Robert Audley aplanissait délicatement et avec précaution les feuilles crispées de son cigare.

« Mon ami du coin de Chancery Lane ne m’a pas donné d’aussi bons manilles que d’habitude, murmura-t-il. Si jamais vous fumez, ma chère tante (et je me suis laissé dire que quelques femmes cueillaient la mauvaise herbe cachée sous la rose), faites attention à bien choisir vos cigares. »

Milady respira longuement, ramassa sa brosse, et pouffa de rire à l’avis de Robert.

« Quel être excentrique vous faites, monsieur Audley ! Savez-vous que quelquefois vous m’embarrassez.

— Pas plus que vous ne m’embarrassez, ma chère tante. »

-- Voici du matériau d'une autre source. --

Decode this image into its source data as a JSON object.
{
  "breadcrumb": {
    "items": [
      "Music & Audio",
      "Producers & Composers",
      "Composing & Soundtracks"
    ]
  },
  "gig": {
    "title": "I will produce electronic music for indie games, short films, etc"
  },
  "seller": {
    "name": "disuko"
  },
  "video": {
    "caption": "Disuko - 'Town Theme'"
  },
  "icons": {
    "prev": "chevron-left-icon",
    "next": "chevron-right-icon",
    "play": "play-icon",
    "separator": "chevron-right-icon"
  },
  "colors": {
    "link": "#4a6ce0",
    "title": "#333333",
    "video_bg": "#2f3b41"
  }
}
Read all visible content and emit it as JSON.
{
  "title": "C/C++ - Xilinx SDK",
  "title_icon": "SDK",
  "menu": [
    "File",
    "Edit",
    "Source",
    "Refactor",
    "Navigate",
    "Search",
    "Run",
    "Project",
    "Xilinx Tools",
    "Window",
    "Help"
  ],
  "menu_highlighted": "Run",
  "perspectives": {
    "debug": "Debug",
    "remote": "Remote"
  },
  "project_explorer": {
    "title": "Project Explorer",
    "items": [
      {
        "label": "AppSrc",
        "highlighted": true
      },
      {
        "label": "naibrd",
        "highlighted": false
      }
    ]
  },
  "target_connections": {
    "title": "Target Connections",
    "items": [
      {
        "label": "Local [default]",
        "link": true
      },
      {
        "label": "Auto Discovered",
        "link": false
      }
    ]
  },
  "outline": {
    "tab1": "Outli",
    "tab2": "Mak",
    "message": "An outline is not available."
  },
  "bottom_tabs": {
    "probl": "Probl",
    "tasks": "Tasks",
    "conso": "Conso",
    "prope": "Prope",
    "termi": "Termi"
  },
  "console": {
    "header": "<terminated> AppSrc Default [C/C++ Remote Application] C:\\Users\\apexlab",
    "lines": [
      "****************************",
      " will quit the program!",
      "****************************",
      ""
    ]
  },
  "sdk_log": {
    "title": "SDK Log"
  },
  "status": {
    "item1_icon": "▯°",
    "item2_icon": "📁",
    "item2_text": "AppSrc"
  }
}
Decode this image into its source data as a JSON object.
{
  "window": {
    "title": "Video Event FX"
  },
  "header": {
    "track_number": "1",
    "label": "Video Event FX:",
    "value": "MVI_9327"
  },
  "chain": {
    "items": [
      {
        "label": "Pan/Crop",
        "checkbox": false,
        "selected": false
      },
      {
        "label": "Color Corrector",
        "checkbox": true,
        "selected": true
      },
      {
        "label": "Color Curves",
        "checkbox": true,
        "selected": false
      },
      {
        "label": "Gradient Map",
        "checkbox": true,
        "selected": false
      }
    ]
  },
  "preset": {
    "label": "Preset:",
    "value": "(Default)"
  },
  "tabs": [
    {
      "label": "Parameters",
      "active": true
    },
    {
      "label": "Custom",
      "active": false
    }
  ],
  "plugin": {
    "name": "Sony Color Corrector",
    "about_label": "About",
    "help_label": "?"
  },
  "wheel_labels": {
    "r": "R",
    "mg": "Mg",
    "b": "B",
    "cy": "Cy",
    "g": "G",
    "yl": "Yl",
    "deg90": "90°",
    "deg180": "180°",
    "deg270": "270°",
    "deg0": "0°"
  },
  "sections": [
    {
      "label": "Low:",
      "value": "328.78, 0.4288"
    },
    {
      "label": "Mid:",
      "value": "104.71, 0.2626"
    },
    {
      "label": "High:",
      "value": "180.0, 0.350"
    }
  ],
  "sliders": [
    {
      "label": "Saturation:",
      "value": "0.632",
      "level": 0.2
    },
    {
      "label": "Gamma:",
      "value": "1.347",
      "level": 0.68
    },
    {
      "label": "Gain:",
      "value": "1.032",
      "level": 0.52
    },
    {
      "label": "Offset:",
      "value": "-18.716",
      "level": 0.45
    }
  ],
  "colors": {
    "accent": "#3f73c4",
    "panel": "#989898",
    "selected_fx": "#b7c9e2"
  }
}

Milady serra ses couleurs et l’esquisse, puis, s’asseyant dans la profonde embrasure d’une autre croisée, à une distance considérable de Robert Audley, se mit à travailler à une grande pièce de tapisserie — sur laquelle les Pénélopes d’autrefois, dès l’âge de dix ou douze ans, se passionnaient à exercer leur habileté — le Vieux Temps à Bolton Abbey.

Assise comme elle était dans l’embrasure de cette croisée, milady était séparée de Robert Audley par toute la longueur de l’appartement, et le jeune homme pouvait seulement saisir par intervalles un rayon de son beau visage, entouré de sa brillante auréole de cheveux semblables à une brume dorée.

Robert Audley était depuis une semaine au château, et pourtant ni lui ni milady n’avaient encore prononcé le nom de George Talboys.

Ce matin-là, cependant, après avoir épuisé les sujets ordinaires de conversation, lady Audley demanda des nouvelles de l’ami de son neveu.

« Ce monsieur George… George… dit-elle en hésitant.

— Talboys ! suggéra Robert.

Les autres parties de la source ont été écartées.